There’s been a little buzz in the blogosphere about the complete lack of ethnic diversity among the Nebula Award Winners this year. But as a matter of fact, one of the five Nebula winners is Hispanic — as far as I can tell, I am the first Hispanic to win a Nebula. (“As far as I can tell” is an important qualifier, because you can’t always detect a person’s ethnic heritage by looking at the person’s name or skin color. So there may have been previous Hispanic Nebula winners whose ethnic background I’m unaware of. But I asked on Twitter & Facebook two weeks ago if there had been any Hispanic Nebula winners, and nobody replied with any information.)
I am the child of an Argentine immigrant to the United States. Although born in the U.S., I lived mostly in Latin America before age eleven, and was brought up bilingual in English and Spanish.
Here’s a scan from the Argentine passport I had when I was two years old:
See my name there? Erico Santiago Stone. (I figure “Erico” and “Stone” are pretty clear, but in case you don’t know, “Santiago” is Spanish for “James” [literally “Saint James”].) Don’t I look cute in my poncho? I think I’m about to fall out of that chair, though.

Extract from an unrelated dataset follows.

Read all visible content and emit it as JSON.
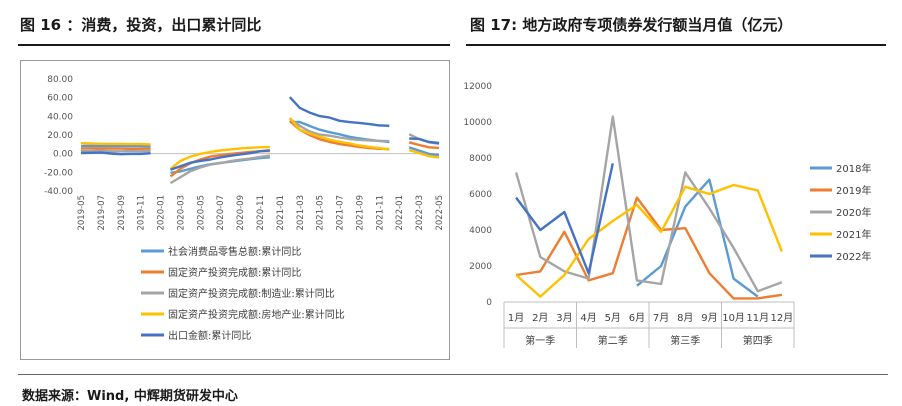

As a way of honoring my Hispanic heritage, I often use Hispanic characters in my stories. For example, the second most important character in my Nebula-winning story “That Leviathan, Whom Thou Hast Made,” solcetologist Juanita Merced, is Hispanic. The story I just sold to Analog, “Lobstersaurus,” has main characters of Hispanic ancestry who are colonists on an alien planet. And my favorite unpublished story, in which all the characters except the alien are Argentine, is currently submitted to a major market.
(For those expecting me to now present some sort of political twist in which I reveal I’m actually talking about global warming or the national debt or something — sorry to disappoint you. I’m telling the truth. And I decided I didn’t want to get political in this post and discuss the pros or cons of identity politics, whether in the spec-fic field or in general; I’m just presenting the fact that I’m Hispanic and that I’m happy to have that heritage.)